Makale özeti ve diğer detaylar.
Bu çalışma, Ahmet Hamdi Tanpınar'ın Saatleri Ayarlama Enstitüsü romanından hareketle modern zaman disiplini ve çalışma zihniyeti arasındaki ilişkiyi incelemektedir. Roman, modernitenin gerekliliğini öne çıkarırken, Türk toplumunun henüz böyle bir dönüşüme hazır olmadığına da dikkati çekmektedir. SAE kapitalizme hazır olmayan bir toplumsal yapıyı betimlemektedir. Geçmişin yeniden canlandırılamayacağının farkında olan Tanpınar, Türk toplumunun modernleşmek için zaman anlayışının ve algısının değişmesi gerektiğine inanmaktaydı. Tanpınar, zaman disiplini ve bilincinin çalışma yaşamında ve hayatta içselleştirilmesi gereken olgular olduğunu düşünmektedir. Bu çalışma, Tanpınar'ın modern zaman disiplin anlayışının toplumca benimsenmesinin, iktisadi gelişme ve modernleşme için gerekli olan çalışma zihniyeti ve ahlakındaki dönüşümün ön koşulu olduğu düşüncesini benimsediğini iddia etmektedir. Yöntemsel olarakda çalışma, sosyal bir olguya anlamada edebi metinlerin görgül materyal olarak yorumlanmasının bir örneğini teşkil etmektedir.
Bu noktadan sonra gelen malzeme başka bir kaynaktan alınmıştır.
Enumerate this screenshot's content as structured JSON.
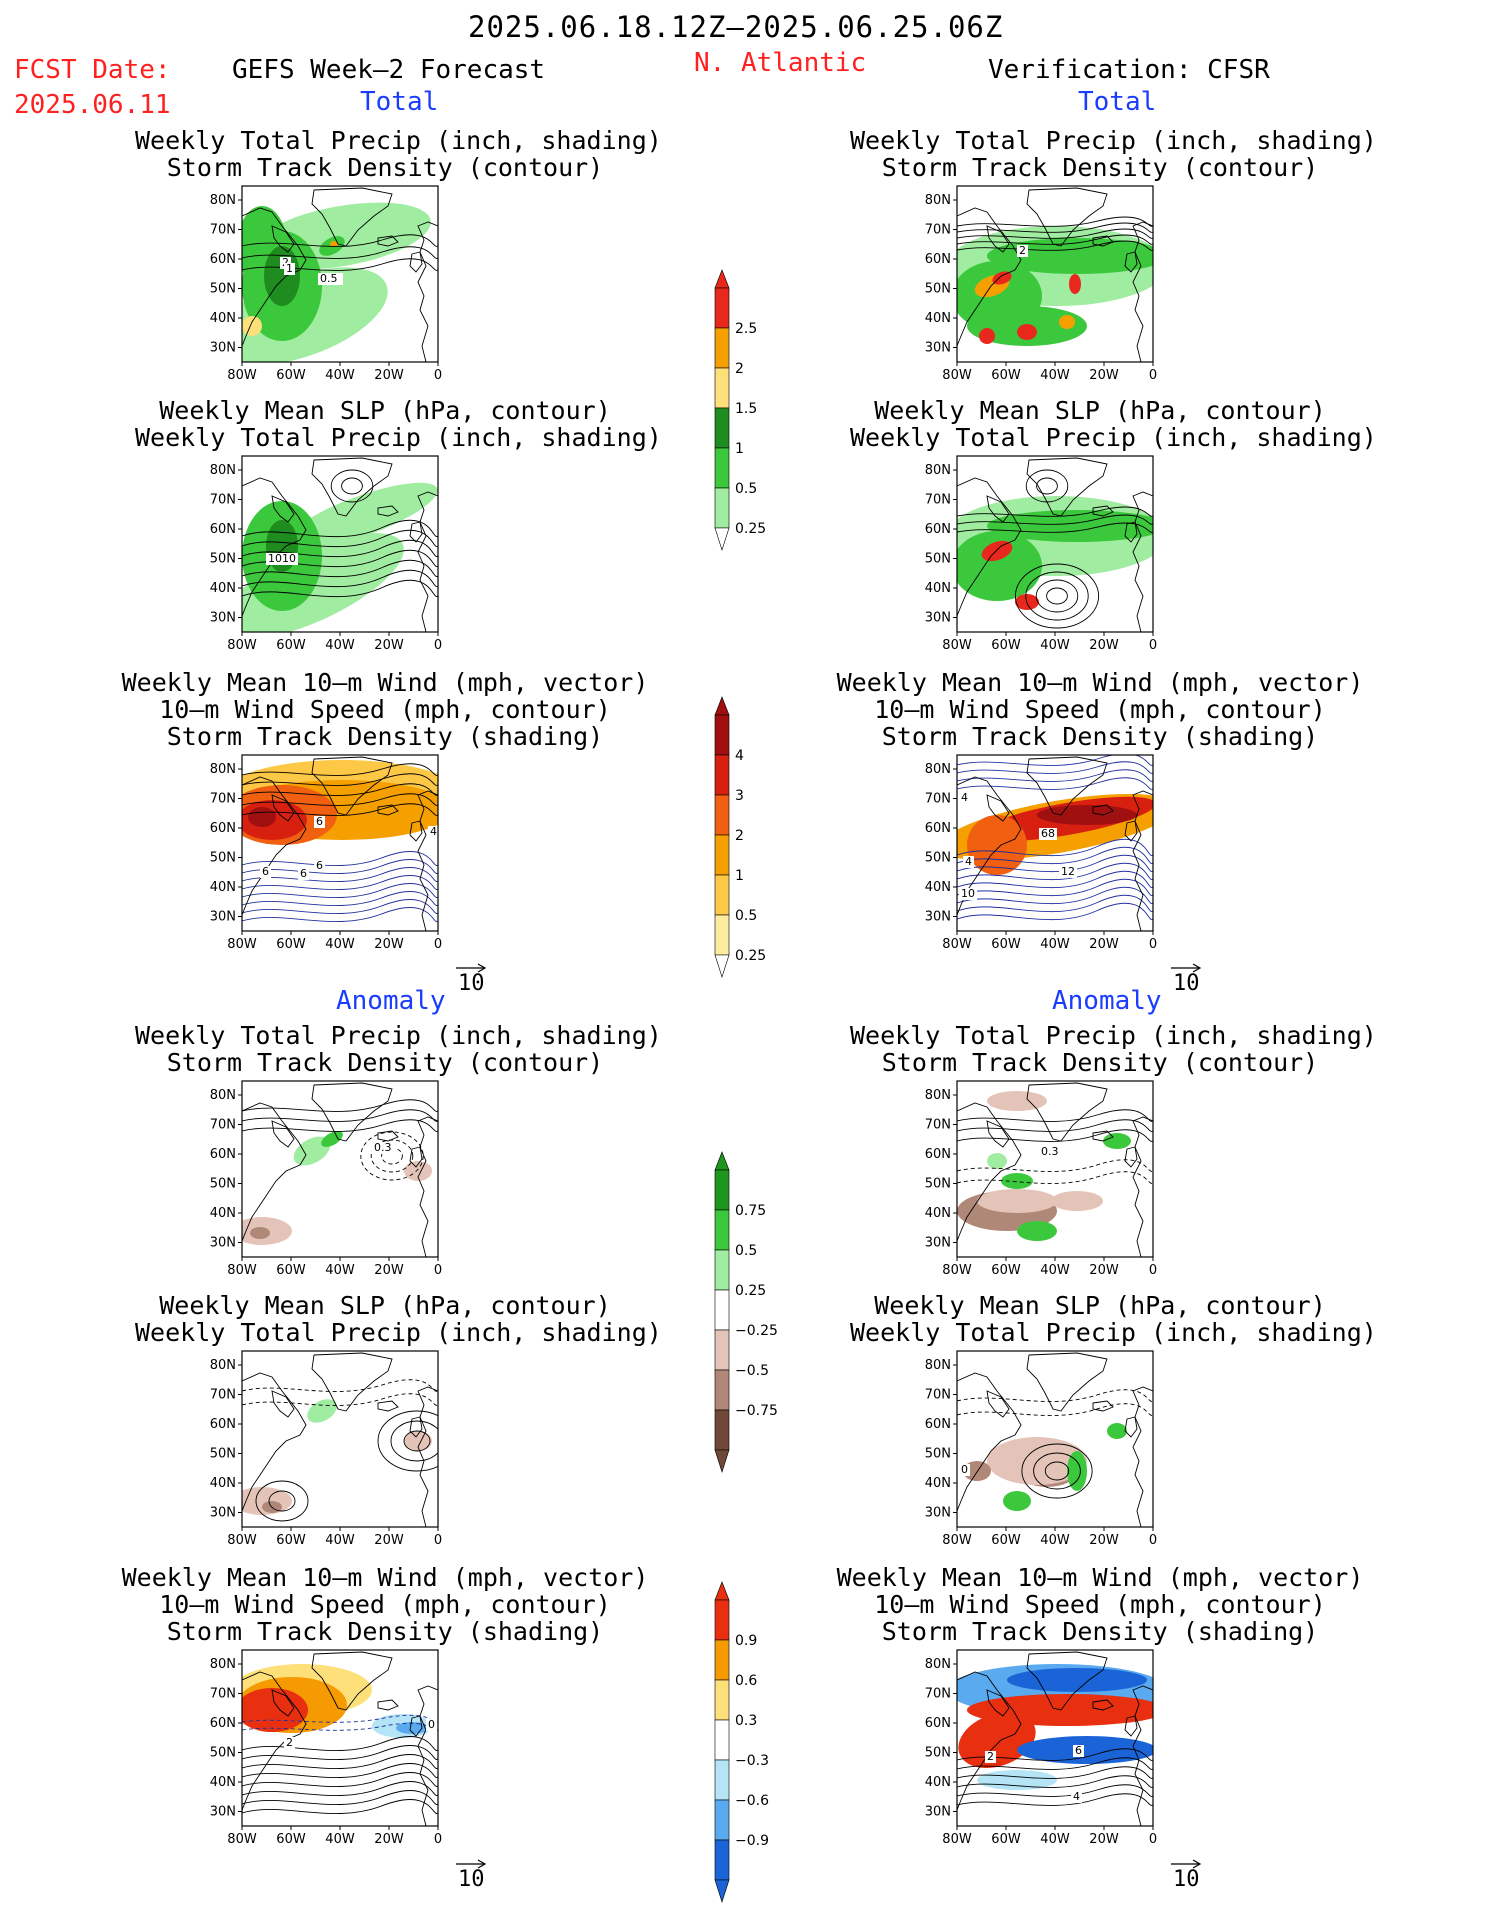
{
  "header": {
    "date_range": "2025.06.18.12Z—2025.06.25.06Z",
    "fcst_label": "FCST Date:",
    "fcst_date": "2025.06.11",
    "left_title": "GEFS Week—2 Forecast",
    "center_title": "N. Atlantic",
    "right_title": "Verification: CFSR"
  },
  "sections": {
    "total": "Total",
    "anomaly": "Anomaly"
  },
  "panel_titles": {
    "precip_track": [
      "Weekly Total Precip (inch, shading)",
      "Storm Track Density (contour)"
    ],
    "slp_precip": [
      "Weekly Mean SLP (hPa, contour)",
      "Weekly Total Precip (inch, shading)"
    ],
    "wind_track": [
      "Weekly Mean 10—m Wind (mph, vector)",
      "10—m Wind Speed (mph, contour)",
      "Storm Track Density (shading)"
    ]
  },
  "axes": {
    "lat_ticks": [
      "80N",
      "70N",
      "60N",
      "50N",
      "40N",
      "30N"
    ],
    "lon_ticks": [
      "80W",
      "60W",
      "40W",
      "20W",
      "0"
    ]
  },
  "vector_ref": "10",
  "contour_labels": {
    "p1": [
      "2",
      "1",
      "0.5"
    ],
    "p2": [
      "2"
    ],
    "p3": [
      "1010"
    ],
    "p5": [
      "6",
      "6",
      "4",
      "6",
      "6"
    ],
    "p6": [
      "4",
      "68",
      "4",
      "12",
      "10"
    ],
    "p7": [
      "0.3"
    ],
    "p8": [
      "0.3"
    ],
    "p10": [
      "0"
    ],
    "p11": [
      "2",
      "0"
    ],
    "p12": [
      "2",
      "6",
      "4"
    ]
  },
  "colorbars": {
    "precip": {
      "labels": [
        "2.5",
        "2",
        "1.5",
        "1",
        "0.5",
        "0.25"
      ],
      "colors": [
        "#e8281c",
        "#f5a000",
        "#fde07a",
        "#1e8c1e",
        "#3cc83c",
        "#a0eca0"
      ]
    },
    "track": {
      "labels": [
        "4",
        "3",
        "2",
        "1",
        "0.5",
        "0.25"
      ],
      "colors": [
        "#a01010",
        "#d82010",
        "#f06010",
        "#f5a000",
        "#fcc845",
        "#fdeca0"
      ]
    },
    "precip_anom": {
      "labels": [
        "0.75",
        "0.5",
        "0.25",
        "−0.25",
        "−0.5",
        "−0.75"
      ],
      "colors": [
        "#1e961e",
        "#3cc83c",
        "#a0eca0",
        "#ffffff",
        "#e4c4b8",
        "#b08878",
        "#704838"
      ]
    },
    "track_anom": {
      "labels": [
        "0.9",
        "0.6",
        "0.3",
        "−0.3",
        "−0.6",
        "−0.9"
      ],
      "colors": [
        "#e83010",
        "#f59a00",
        "#fde07a",
        "#ffffff",
        "#b4e4f5",
        "#5aaaf0",
        "#1a64d8"
      ]
    }
  }
}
This paper offers a reading of Ahmet Hamdi Tanpınar's Time Regulation Institute novel as a valuable means through which modern time discipline and work mentality can be understood. The novel narrates the need for modernity but recognizes a swell that Turkish society is not yet ready for such a transformation. It is about the emergence of capitalism in a society which is not prepared for it. Tanpınar was well aware that the past could not be resuscitated in the present as it was and the Turkish society needed to change its temporality and its rhtyme so that it could achieve material modernization. The understanding of the relation between work, time and temporality entails the imposition and eventual internalization of a specific time discipline and time consciousness to labour and life. We argue that, for Tanpınar, the inculcation of a modern time discipline into society was a prerequisite for a transformation of work ethic and mentality that were, in turn, essential to realize economic development and modernization. Methodologically, the paper exemplifies how the readings and uses of literary texts as empirical materials can provide insight to a social phenomenon.